Budget fédéral : l’argent fait-il vraiment le bonheur?

Lorraine Rousseau

Le gouvernement fédéral a déposé son budget 2022 la semaine dernière et j’ai des raisons d’être optimiste. L’AFPC, notre syndicat, a accueilli favorablement les investissements qui rendront la vie plus abordable pour les travailleuses, les travailleurs et leurs familles. La volonté ferme du gouvernement d’investir dans les soins dentaires, le logement et un réseau de services de garde d’enfants abordables ne peut que nous réjouir, nous qui nous sommes battus longtemps pour la cause.

Dans son budget, le gouvernement parle beaucoup d’investissements « historiques » et « antérieurs », et fait grand cas de sa volonté de « bâtir des communautés autochtones solides et résilientes », comme si elles ne l’avaient pas toujours été! Les fonds sont là, mais encore faut-il y greffer des mécanismes de responsabilité, des actions et des mesures concrètes. Je pense, entre autres, à la nécessité de mettre ces fonds directement dans les mains des peuples autochtones, pour qu’ils en disposent à leur guise. À un mécanisme de divulgation proactive de l’information par les organismes gouvernementaux. À des actions directes pour s’attaquer aux obstacles, au traumatisme intergénérationnel, au racisme, à la discrimination et aux inégalités systémiques.

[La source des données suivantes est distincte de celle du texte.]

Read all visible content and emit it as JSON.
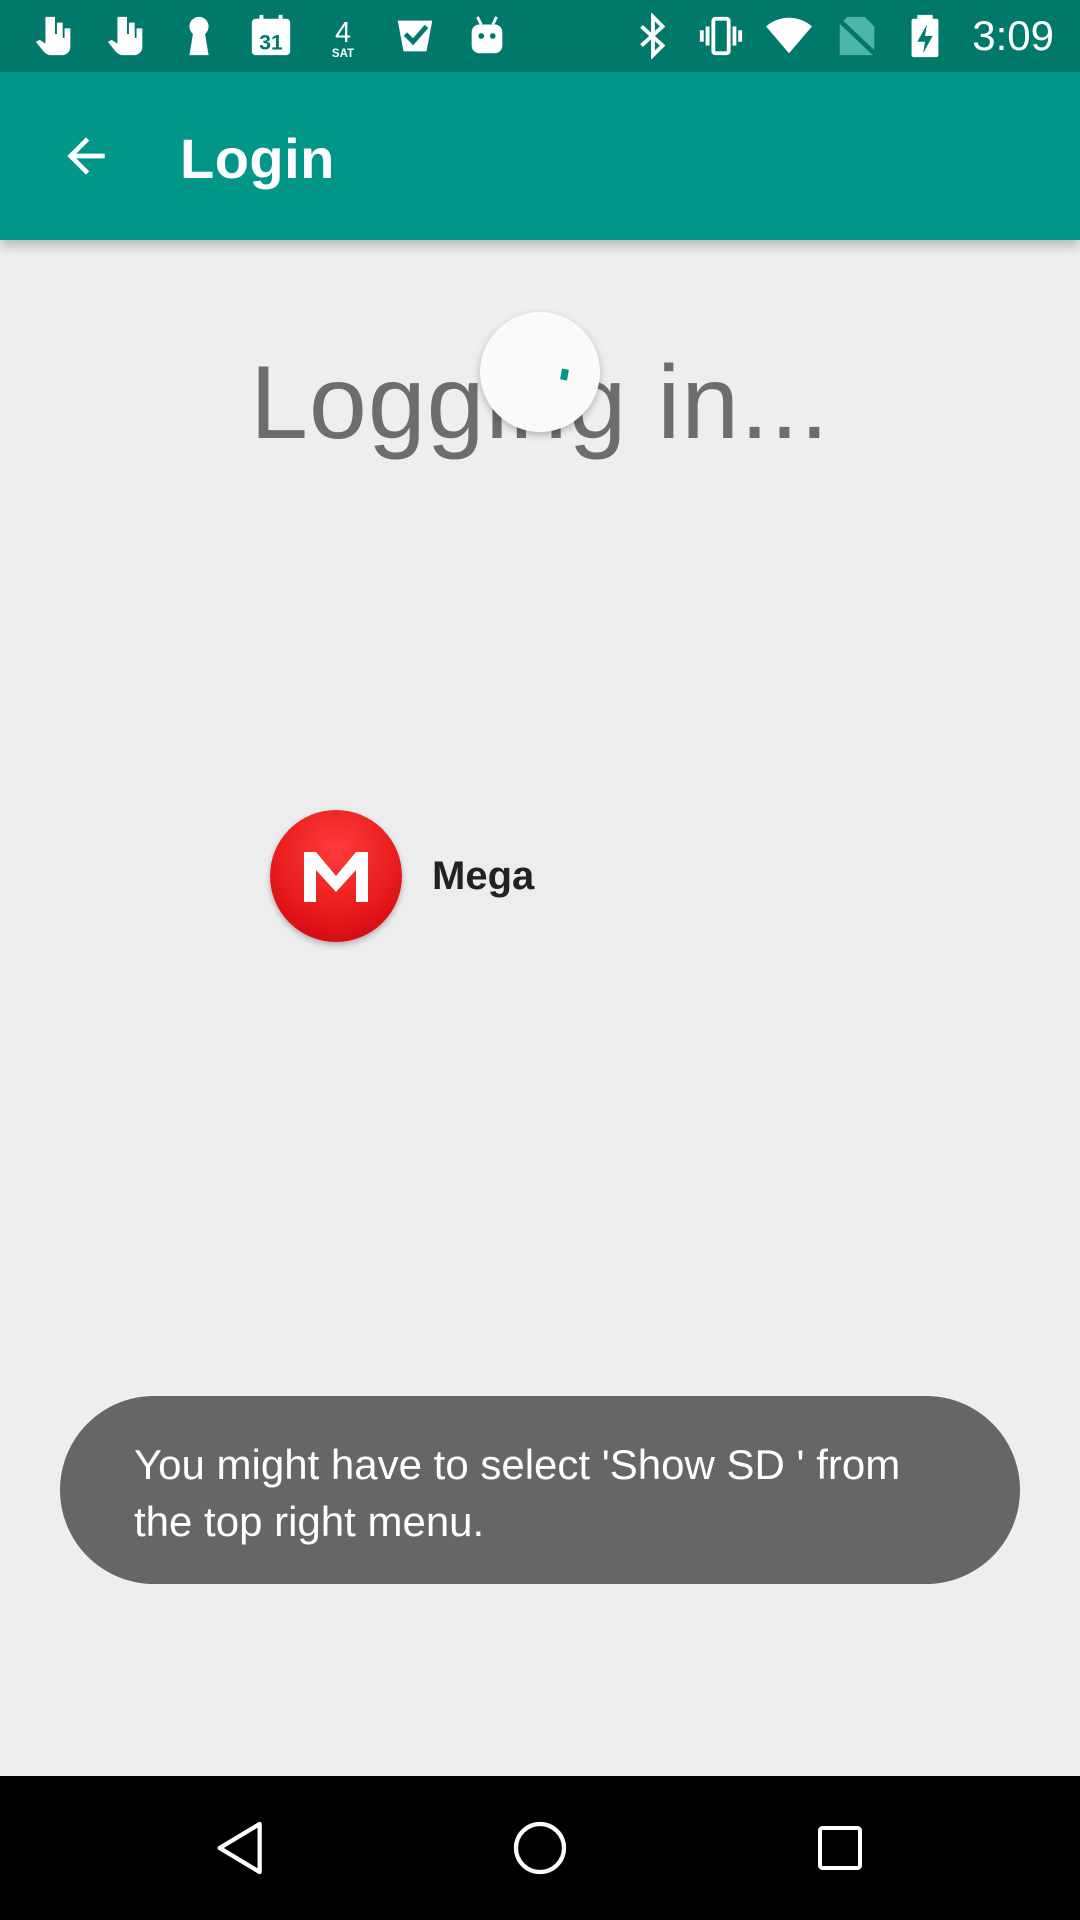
{
  "status_bar": {
    "time": "3:09",
    "calendar_day": "31",
    "weather_day_number": "4",
    "weather_day_label": "SAT",
    "left_icons": [
      "notification-hand-icon",
      "notification-hand-icon",
      "keyhole-icon",
      "calendar-icon",
      "weather-date-icon",
      "checkmark-app-icon",
      "android-robot-icon"
    ],
    "right_icons": [
      "bluetooth-icon",
      "vibrate-icon",
      "wifi-icon",
      "no-sim-icon",
      "battery-charging-icon"
    ]
  },
  "app_bar": {
    "title": "Login",
    "back_icon": "arrow-back-icon",
    "color": "#009688"
  },
  "content": {
    "status_text": "Logging in...",
    "spinner_color": "#009688",
    "account": {
      "name": "Mega",
      "logo_letter": "M",
      "logo_color": "#e81c1c"
    }
  },
  "toast": {
    "message": "You might have to select 'Show SD ' from the top right menu."
  },
  "nav_bar": {
    "buttons": [
      "back-triangle-icon",
      "home-circle-icon",
      "recents-square-icon"
    ]
  }
}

Un chapitre entier du budget, « Continuer à avancer sur le chemin de la réconciliation », est consacré aux besoins des communautés autochtones. On y trouve des mesures pour soutenir les enfants autochtones, faire face à l’héritage honteux des pensionnats pour autochtones, investir dans le logement abordable et l’infrastructure… la liste est longue. Il n’y a qu’à consulter le budget pour s’en convaincre et pour découvrir des chiffres prometteurs.

J’aimerais aujourd’hui me concentrer sur deux des priorités du gouvernement que j’ai été ravie de voir dans le budget : l’autodétermination des peuples autochtones et l’action climatique. Ces priorités sont essentielles à l’avenir du Nord… et du reste du pays. Le gouvernement s’est engagé à investir les sommes nécessaires pour assurer la mise en œuvre intégrale de la Loi sur la Déclaration des Nations Unies sur les droits des peuples autochtones et pour favoriser le leadership climatique autochtone.

Dans le Nord, les changements climatiques n’ont rien d’abstrait. Nous sommes les premiers témoins de l’impact qu’a la crise environnementale planétaire. Les communautés autochtones sont particulièrement vulnérables aux conséquences des changements climatiques : inondations, feux de forêt, dégel du pergélisol, appauvrissement des sources d’aliments traditionnels. Le budget 2020 « propose de verser 29,6 millions de dollars sur trois ans, à compter de 2022-2023, à Relations Couronne-Autochtones et Affaires du Nord Canada pour appuyer l’élaboration conjointe d’un programme de leadership climatique autochtone afin de soutenir des actions autodéterminées contre les changements climatiques pour répondre aux priorités climatiques des peuples autochtones. »

C’est beau, mais j’espérais qu’on nous propose bien plus que de l’argent.

La privatisation et la BIC

L’importance accordée à la privatisation par la Banque de l’infrastructure du Canada (BIC) demeure un problème de taille, car la sous-traitance ne touche pas seulement les travailleuses et les travailleurs, mais des collectivités entières. Le privé carbure aux profits et la privatisation affaiblit les services publics. La survie de nos communautés passe par des services publics stables et solides. C’est particulièrement vrai dans le Nord, où l’isolement et l’éloignement sont notre ordinaire. Les entreprises privées sous contrat avec le gouvernement nous offrent peu d’aide et encore moins de services. Les fonctionnaires ont toujours été et seront toujours les artisans et les gardiens des infrastructures fonctionnelles auxquelles se fient toutes les populations des régions éloignées.

Le gouvernement accordera 500 millions de dollars additionnels à la BIC, ce qui mènera droit à la privatisation d’infrastructures publiques essentielles, augmentera les coûts, multipliera les risques et compromettra la qualité des services offerts à la population.

La semaine dernière, le projet de loi C-245 a été débattu à la Chambre. Déposé par la députée manitobaine Niki Ashton en février, il vise la modification de la Loi sur la Banque de l’infrastructure du Canada. La loi ainsi modifiée répondrait aux besoins des communautés autochtones et du Nord. En plus d’accorder la priorité à des projets respectueux de l’environnement, elle garantirait la participation active des Autochtones à la prise de décisions. Elle exigerait également que la BIC présente un rapport annuel détaillé sur ses activités et ses investissements.

Sans gestes concrets ni reconnaissance des réalités du Nord, l’argent fait-il vraiment le bonheur?